Friday, December 28, 2012

A thought about the economics of college education.

Source: Bloomberg BusinessWeek
The salary of an employee is presumably determined by the labor market, and the supply and demand for employees with specific skills. Students graduating from college with systems engineering degrees make more money than those graduating with biology degrees because employers are willing to pay more for the computer types and they can find well paying jobs. Of course, employers must expect to make enough money from an employee's services to pay him and also have a profit consonant with investment (albeit with a new grad, there may be a time delay in the returns).

The ratio of average salary in the first working year to average tuition and fees in the final year of college should be considered carefully. It is likely that the higher the initial salary of the average college graduate in a given field, the higher will be the present value of the average lifetime earnings. It is also the case that a student must live while going to college, so fees and tuition are only part of the cost. There are also "costs" of foregone earnings, assuming that the student could get a full time job if not going to school. Nonetheless, it seems likely that it is a much better investment for a student to get a degree in systems analysis or engineering rather than one in Black studies, Art of Anthropology.

I have always been concerned that the income of the graduate is a poor indicator of the social value of the college degree.
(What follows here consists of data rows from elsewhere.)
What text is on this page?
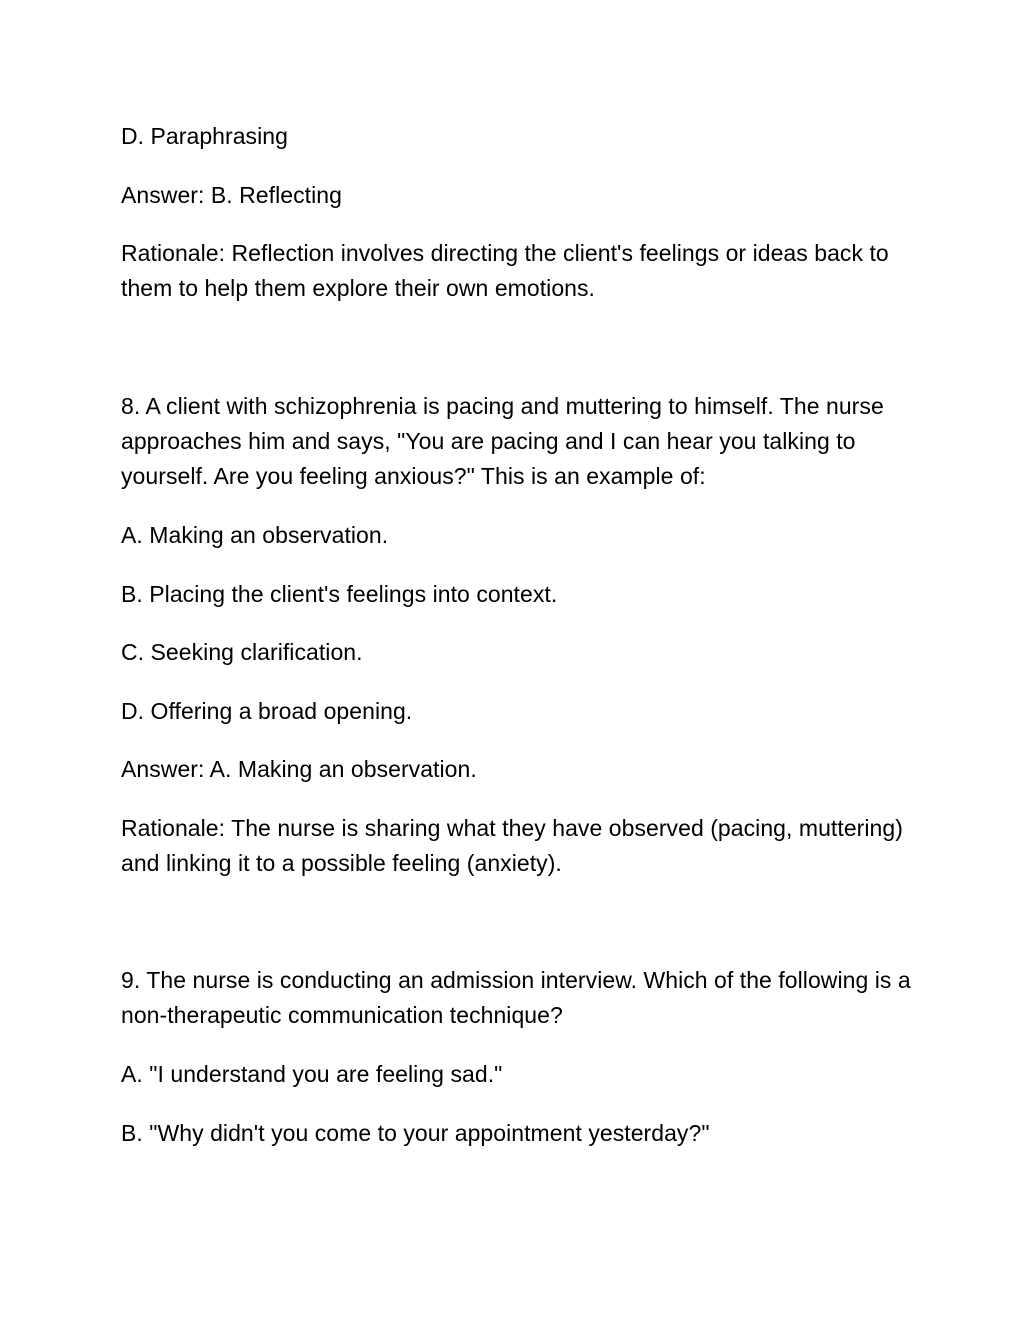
D. Paraphrasing

Answer: B. Reflecting

Rationale: Reflection involves directing the client's feelings or ideas back to them to help them explore their own emotions.

8. A client with schizophrenia is pacing and muttering to himself. The nurse approaches him and says, "You are pacing and I can hear you talking to yourself. Are you feeling anxious?" This is an example of:

A. Making an observation.

B. Placing the client's feelings into context.

C. Seeking clarification.

D. Offering a broad opening.

Answer: A. Making an observation.

Rationale: The nurse is sharing what they have observed (pacing, muttering) and linking it to a possible feeling (anxiety).

9. The nurse is conducting an admission interview. Which of the following is a non-therapeutic communication technique?

A. "I understand you are feeling sad."

B. "Why didn't you come to your appointment yesterday?"
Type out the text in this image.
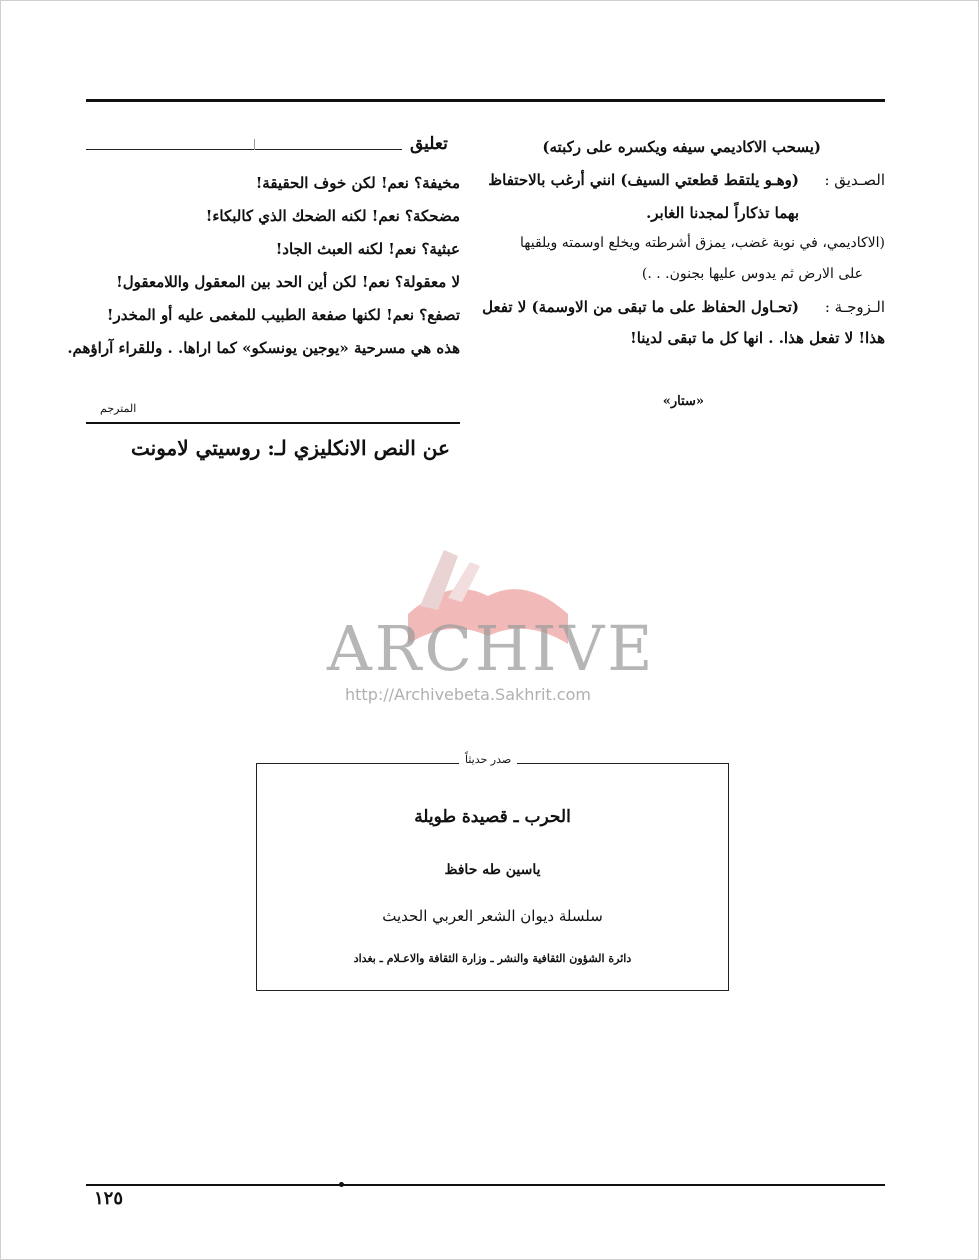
(يسحب الاكاديمي سيفه ويكسره على ركبته)
الصـديق :
(وهـو يلتقط قطعتي السيف) انني أرغب بالاحتفاظ
بهما تذكاراً لمجدنا الغابر.
(الاكاديمي، في نوبة غضب، يمزق أشرطته ويخلع اوسمته ويلقيها
على الارض ثم يدوس عليها بجنون. . .)
الـزوجـة :
(تحـاول الحفاظ على ما تبقى من الاوسمة) لا تفعل
هذا! لا تفعل هذا. . انها كل ما تبقى لدينا!
«ستار»
تعليق
مخيفة؟ نعم! لكن خوف الحقيقة!
مضحكة؟ نعم! لكنه الضحك الذي كالبكاء!
عبثية؟ نعم! لكنه العبث الجاد!
لا معقولة؟ نعم! لكن أين الحد بين المعقول واللامعقول!
تصفع؟ نعم! لكنها صفعة الطبيب للمغمى عليه أو المخدر!
هذه هي مسرحية «يوجين يونسكو» كما اراها. . وللقراء آراؤهم.
المترجم
عن النص الانكليزي لـ: روسيتي لامونت
ARCHIVE
http://Archivebeta.Sakhrit.com
صدر حديثاً
الحرب ـ قصيدة طويلة
ياسين طه حافظ
سلسلة ديوان الشعر العربي الحديث
دائرة الشؤون الثقافية والنشر ـ وزارة الثقافة والاعـلام ـ بغداد
١٢٥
How much do people gain from the services of a minister, a nurse, or teacher, and how much of that benefit is appropriated by the provider of the service in terms of salary? How much benefit comes to a community that has well run churches, well run hospitals and well runs schools that is not captured in the salaries of ministers, nurses and teachers? We need measures of such externalities if we are to make good decisions on the funding of public education. It may be that the total social value of the systems analysts and engineers is greater than that of the lower paid professionals, but that is not necessarily so.